In a reply letter to Sen. Bob Corker, delivered Thursday before Consumer Financial Protection Bureau Director Richard Cordray appeared before the Senate Banking Committee, Cordray said that indemnification agreements between lenders and closing agents over mortgage transactions would not allow lenders to shift their liability for errors.
Since the TILA-RESPA Integrated Disclosure (TRID), also known as the Know Before You Owe mortgage disclosures in the bureau’s communications, took effect, settlement agents have seen new closing instructions asking agents to indemnify lenders for liability with TRID errors.
Cordray told Corker that although the CFPB would not interfere with the agreements, the lenders and creditors in TRID transactions remained solely responsible for errors, regardless of what the agreements stated.

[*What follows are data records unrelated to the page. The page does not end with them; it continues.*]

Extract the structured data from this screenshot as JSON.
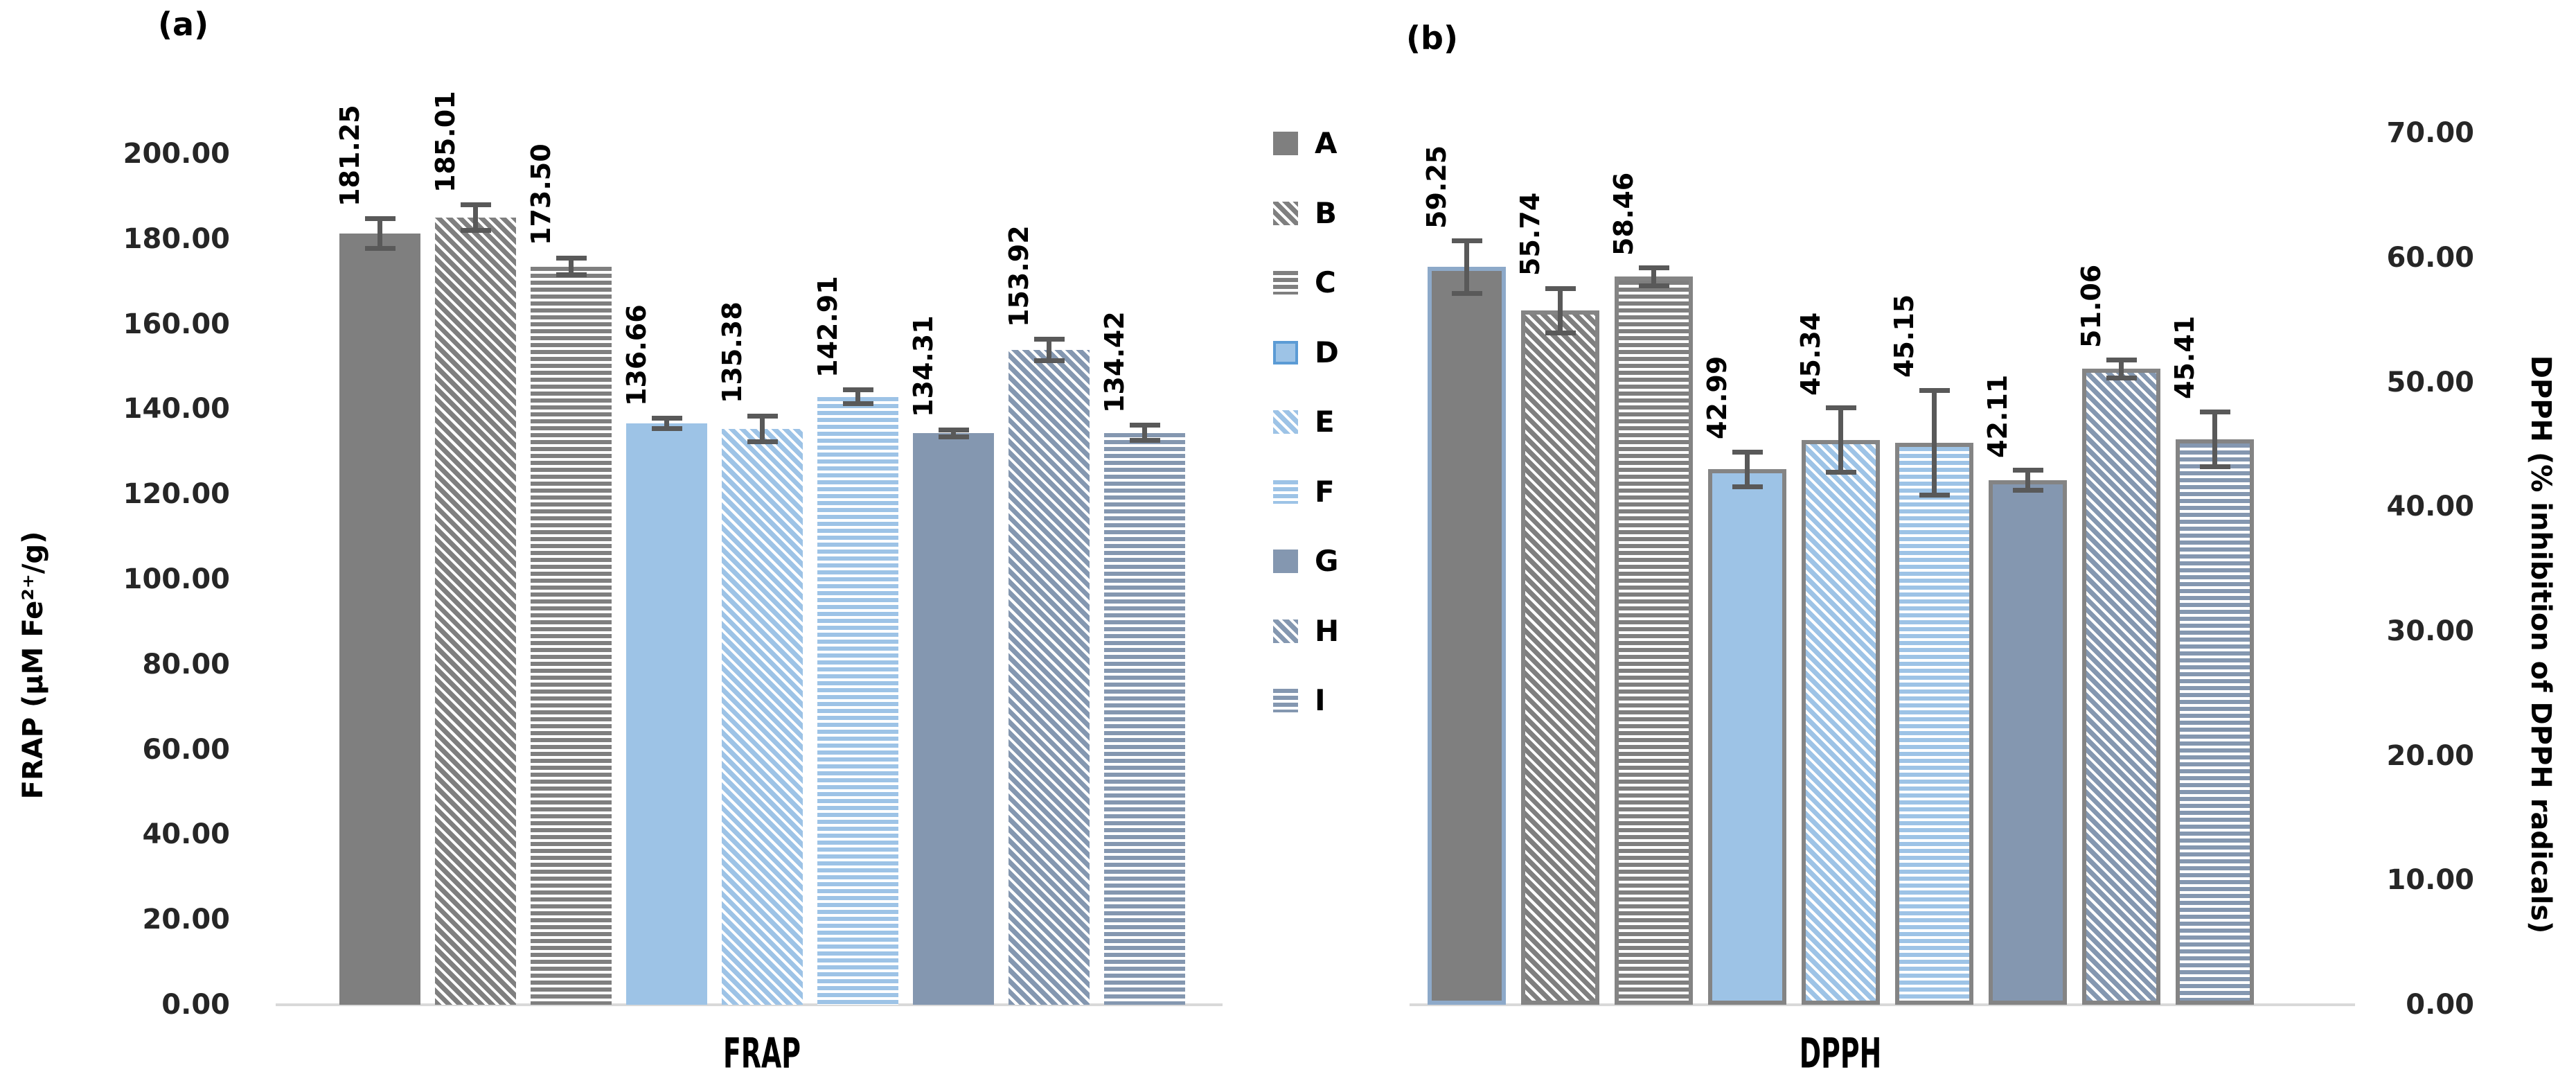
{
  "figure": {
    "panel_a_label": "(a)",
    "panel_b_label": "(b)",
    "left_axis_title": "FRAP (μM Fe²⁺/g)",
    "right_axis_title": "DPPH (% inhibition of DPPH radicals)",
    "colors": {
      "error_bar": "#595959",
      "axis_line": "#d9d9d9",
      "tick_text": "#262626",
      "gray_series": "#7f7f7f",
      "light_blue_series": "#9dc3e6",
      "blue_gray_series": "#8497b0"
    }
  },
  "legend": {
    "items": [
      {
        "label": "A",
        "pattern": "solid",
        "color": "#7f7f7f",
        "border": ""
      },
      {
        "label": "B",
        "pattern": "diagonal",
        "color": "#7f7f7f",
        "border": ""
      },
      {
        "label": "C",
        "pattern": "horizontal",
        "color": "#7f7f7f",
        "border": ""
      },
      {
        "label": "D",
        "pattern": "solid",
        "color": "#9dc3e6",
        "border": "#5b9bd5"
      },
      {
        "label": "E",
        "pattern": "diagonal",
        "color": "#9dc3e6",
        "border": ""
      },
      {
        "label": "F",
        "pattern": "horizontal",
        "color": "#9dc3e6",
        "border": ""
      },
      {
        "label": "G",
        "pattern": "solid",
        "color": "#8497b0",
        "border": ""
      },
      {
        "label": "H",
        "pattern": "diagonal",
        "color": "#8497b0",
        "border": ""
      },
      {
        "label": "I",
        "pattern": "horizontal",
        "color": "#8497b0",
        "border": ""
      }
    ]
  },
  "chart_data": [
    {
      "type": "bar",
      "panel": "a",
      "xlabel": "FRAP",
      "ylabel": "FRAP (μM Fe²⁺/g)",
      "ylim": [
        0,
        200
      ],
      "ytick_step": 20,
      "yticks": [
        {
          "value": 200,
          "label": "200.00"
        },
        {
          "value": 180,
          "label": "180.00"
        },
        {
          "value": 160,
          "label": "160.00"
        },
        {
          "value": 140,
          "label": "140.00"
        },
        {
          "value": 120,
          "label": "120.00"
        },
        {
          "value": 100,
          "label": "100.00"
        },
        {
          "value": 80,
          "label": "80.00"
        },
        {
          "value": 60,
          "label": "60.00"
        },
        {
          "value": 40,
          "label": "40.00"
        },
        {
          "value": 20,
          "label": "20.00"
        },
        {
          "value": 0,
          "label": "0.00"
        }
      ],
      "categories": [
        "A",
        "B",
        "C",
        "D",
        "E",
        "F",
        "G",
        "H",
        "I"
      ],
      "values": [
        181.25,
        185.01,
        173.5,
        136.66,
        135.38,
        142.91,
        134.31,
        153.92,
        134.42
      ],
      "value_labels": [
        "181.25",
        "185.01",
        "173.50",
        "136.66",
        "135.38",
        "142.91",
        "134.31",
        "153.92",
        "134.42"
      ],
      "errors": [
        3.5,
        3.0,
        2.0,
        1.2,
        3.0,
        1.6,
        0.8,
        2.5,
        1.8
      ],
      "bar_border_colors": [
        "",
        "",
        "",
        "",
        "",
        "",
        "",
        "",
        ""
      ],
      "grid": false,
      "legend_position": "right"
    },
    {
      "type": "bar",
      "panel": "b",
      "xlabel": "DPPH",
      "ylabel": "DPPH (% inhibition of DPPH radicals)",
      "ylim": [
        0,
        70
      ],
      "ytick_step": 10,
      "yticks": [
        {
          "value": 70,
          "label": "70.00"
        },
        {
          "value": 60,
          "label": "60.00"
        },
        {
          "value": 50,
          "label": "50.00"
        },
        {
          "value": 40,
          "label": "40.00"
        },
        {
          "value": 30,
          "label": "30.00"
        },
        {
          "value": 20,
          "label": "20.00"
        },
        {
          "value": 10,
          "label": "10.00"
        },
        {
          "value": 0,
          "label": "0.00"
        }
      ],
      "categories": [
        "A",
        "B",
        "C",
        "D",
        "E",
        "F",
        "G",
        "H",
        "I"
      ],
      "values": [
        59.25,
        55.74,
        58.46,
        42.99,
        45.34,
        45.15,
        42.11,
        51.06,
        45.41
      ],
      "value_labels": [
        "59.25",
        "55.74",
        "58.46",
        "42.99",
        "45.34",
        "45.15",
        "42.11",
        "51.06",
        "45.41"
      ],
      "errors": [
        2.1,
        1.8,
        0.7,
        1.4,
        2.6,
        4.2,
        0.8,
        0.7,
        2.2
      ],
      "bar_border_colors": [
        "#8da9c9",
        "#848484",
        "#848484",
        "#848484",
        "#848484",
        "#848484",
        "#848484",
        "#848484",
        "#848484"
      ],
      "grid": false,
      "legend_position": "shared"
    }
  ]
}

“The Know Before You Owe mortgage disclosure rule (TRID) places responsibility for the accuracy and delivery of the integrated disclosures on the creditor,” Cordray wrote. “But, as discussed in the preamble … creditors and settlement agents are free, as they have always been, to decide how to divide responsibility and risk most efficiently and to implement those mutual decisions via contract.

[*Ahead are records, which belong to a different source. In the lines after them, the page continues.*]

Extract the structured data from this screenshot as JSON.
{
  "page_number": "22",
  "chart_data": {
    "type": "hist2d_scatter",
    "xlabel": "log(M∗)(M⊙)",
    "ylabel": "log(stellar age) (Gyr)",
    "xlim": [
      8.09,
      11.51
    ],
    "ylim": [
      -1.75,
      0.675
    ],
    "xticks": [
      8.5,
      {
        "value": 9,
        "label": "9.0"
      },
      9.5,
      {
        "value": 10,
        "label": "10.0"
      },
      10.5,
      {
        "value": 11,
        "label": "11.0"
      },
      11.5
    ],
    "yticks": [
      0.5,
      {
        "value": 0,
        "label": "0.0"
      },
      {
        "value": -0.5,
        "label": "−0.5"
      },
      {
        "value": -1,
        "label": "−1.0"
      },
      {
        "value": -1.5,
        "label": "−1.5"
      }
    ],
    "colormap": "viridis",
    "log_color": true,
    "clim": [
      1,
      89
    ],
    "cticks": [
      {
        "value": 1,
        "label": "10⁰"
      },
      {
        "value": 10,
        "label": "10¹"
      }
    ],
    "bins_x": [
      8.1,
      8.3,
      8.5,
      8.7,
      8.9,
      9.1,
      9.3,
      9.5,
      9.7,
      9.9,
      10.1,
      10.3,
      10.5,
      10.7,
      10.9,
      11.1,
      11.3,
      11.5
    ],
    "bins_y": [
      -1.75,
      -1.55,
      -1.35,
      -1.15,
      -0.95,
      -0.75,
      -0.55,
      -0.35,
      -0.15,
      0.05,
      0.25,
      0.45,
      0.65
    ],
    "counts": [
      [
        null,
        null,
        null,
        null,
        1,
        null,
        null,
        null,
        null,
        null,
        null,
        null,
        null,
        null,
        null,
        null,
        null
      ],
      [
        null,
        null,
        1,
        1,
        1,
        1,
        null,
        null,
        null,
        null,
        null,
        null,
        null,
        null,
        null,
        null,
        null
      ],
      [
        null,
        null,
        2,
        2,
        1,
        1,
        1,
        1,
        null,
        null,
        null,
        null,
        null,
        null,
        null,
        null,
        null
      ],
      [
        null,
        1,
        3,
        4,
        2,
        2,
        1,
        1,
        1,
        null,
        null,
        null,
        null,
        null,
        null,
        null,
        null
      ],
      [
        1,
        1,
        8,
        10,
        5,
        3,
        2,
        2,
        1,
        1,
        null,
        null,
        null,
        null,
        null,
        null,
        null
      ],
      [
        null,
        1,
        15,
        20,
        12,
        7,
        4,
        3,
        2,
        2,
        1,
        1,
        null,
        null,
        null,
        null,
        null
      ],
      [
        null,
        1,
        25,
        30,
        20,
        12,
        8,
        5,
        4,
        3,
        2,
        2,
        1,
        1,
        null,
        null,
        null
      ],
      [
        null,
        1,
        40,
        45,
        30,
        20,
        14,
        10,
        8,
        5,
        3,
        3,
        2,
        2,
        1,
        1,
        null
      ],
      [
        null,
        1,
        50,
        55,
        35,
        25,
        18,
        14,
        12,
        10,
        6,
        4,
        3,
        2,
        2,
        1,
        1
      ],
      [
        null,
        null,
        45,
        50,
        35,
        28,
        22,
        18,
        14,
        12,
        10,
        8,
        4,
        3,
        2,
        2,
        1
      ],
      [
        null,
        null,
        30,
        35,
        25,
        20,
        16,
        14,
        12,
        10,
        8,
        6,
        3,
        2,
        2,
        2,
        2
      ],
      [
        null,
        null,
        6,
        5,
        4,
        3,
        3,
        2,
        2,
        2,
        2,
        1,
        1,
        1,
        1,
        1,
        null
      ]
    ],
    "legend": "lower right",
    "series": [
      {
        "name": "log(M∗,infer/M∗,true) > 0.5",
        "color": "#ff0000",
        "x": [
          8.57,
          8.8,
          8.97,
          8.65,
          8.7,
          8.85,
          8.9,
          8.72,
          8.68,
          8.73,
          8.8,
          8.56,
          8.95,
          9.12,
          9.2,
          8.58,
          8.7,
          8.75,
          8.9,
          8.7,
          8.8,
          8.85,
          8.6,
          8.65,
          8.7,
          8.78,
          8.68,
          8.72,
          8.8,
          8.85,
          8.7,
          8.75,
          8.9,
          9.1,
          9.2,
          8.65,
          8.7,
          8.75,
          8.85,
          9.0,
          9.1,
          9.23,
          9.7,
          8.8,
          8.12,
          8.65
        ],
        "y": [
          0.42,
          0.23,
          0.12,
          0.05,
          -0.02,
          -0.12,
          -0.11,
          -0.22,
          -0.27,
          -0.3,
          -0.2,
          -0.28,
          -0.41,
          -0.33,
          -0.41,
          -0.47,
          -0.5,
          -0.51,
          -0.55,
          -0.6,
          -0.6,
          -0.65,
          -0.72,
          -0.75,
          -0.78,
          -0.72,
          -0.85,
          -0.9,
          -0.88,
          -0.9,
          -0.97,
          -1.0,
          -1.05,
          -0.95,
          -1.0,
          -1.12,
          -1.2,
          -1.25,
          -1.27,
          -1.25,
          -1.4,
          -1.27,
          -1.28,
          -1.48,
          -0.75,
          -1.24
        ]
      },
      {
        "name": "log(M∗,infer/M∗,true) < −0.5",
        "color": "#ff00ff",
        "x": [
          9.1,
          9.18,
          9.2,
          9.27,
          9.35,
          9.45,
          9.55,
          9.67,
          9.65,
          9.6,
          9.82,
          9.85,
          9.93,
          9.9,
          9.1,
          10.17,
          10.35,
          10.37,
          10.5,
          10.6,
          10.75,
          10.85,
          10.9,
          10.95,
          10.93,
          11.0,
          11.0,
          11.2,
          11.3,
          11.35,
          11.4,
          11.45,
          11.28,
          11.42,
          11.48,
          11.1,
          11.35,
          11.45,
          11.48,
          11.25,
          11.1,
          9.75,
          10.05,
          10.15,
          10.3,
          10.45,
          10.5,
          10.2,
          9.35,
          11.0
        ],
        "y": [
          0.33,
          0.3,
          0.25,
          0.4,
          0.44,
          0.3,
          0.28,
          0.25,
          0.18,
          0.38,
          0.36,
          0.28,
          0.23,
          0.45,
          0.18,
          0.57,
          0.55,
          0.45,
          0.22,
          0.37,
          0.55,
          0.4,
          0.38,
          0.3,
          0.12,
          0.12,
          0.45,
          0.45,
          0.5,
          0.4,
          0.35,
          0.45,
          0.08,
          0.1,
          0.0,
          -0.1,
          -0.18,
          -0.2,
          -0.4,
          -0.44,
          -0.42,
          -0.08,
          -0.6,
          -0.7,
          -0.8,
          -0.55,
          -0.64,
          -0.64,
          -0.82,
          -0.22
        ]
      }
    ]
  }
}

“While creditors may enter into indemnification agreements and other risk-sharing arrangements with third parties, creditors cannot unilaterally shift their liability to third parties and, under the Truth in Lending Act, alone remain liable for errors on the Know Before You Owe mortgage disclosures,” Cordray continued.
Cordray addressed two other questions from Sen. Corker in the letter, the first about cure provisions for violations of the TRID rule. He began by saying the rule allows for issuing a corrected Closing Disclosure for as many as 60 days after consummation to correct “non-numerical clerical errors, or as a component of curing any violations of the monetary tolerance limits, if they exist.”
In addition, Cordray wrote that TILA contains provisions for the correction of errors that continue to apply to TRID loans and are valid within 60 days of discovering an error. “Similarly, TILA provides an exception from civil liability for unintentional errors, subject to certain conditions. We will continue to evaluate how we can best provide further guidance to industry on these and other matters.”
Left unaddressed, however, was what liability under RESPA could be borne by violations that required cures. Because the integrated disclosures have both TILA and RESPA liability involved, many compliance officers and attorneys have debated whether following TILA provisions for curing violations would protect lenders from RESPA liability for those errors.
Finally, Cordray responded to a question about whether the CFPB would form an internal task force to identify and address issues arising from TRID implementation. Cordray said the bureau has had an internal team working on addressing questions and industry issues since before the rule first was published.
“They meet weekly to discuss industry concerns and identify appropriate responses and have equally frequent touchpoints with external stakeholders,” he wrote. “We hope and expect (the) industry will continue to feel free to reach out to our internal team, as they have been doing.”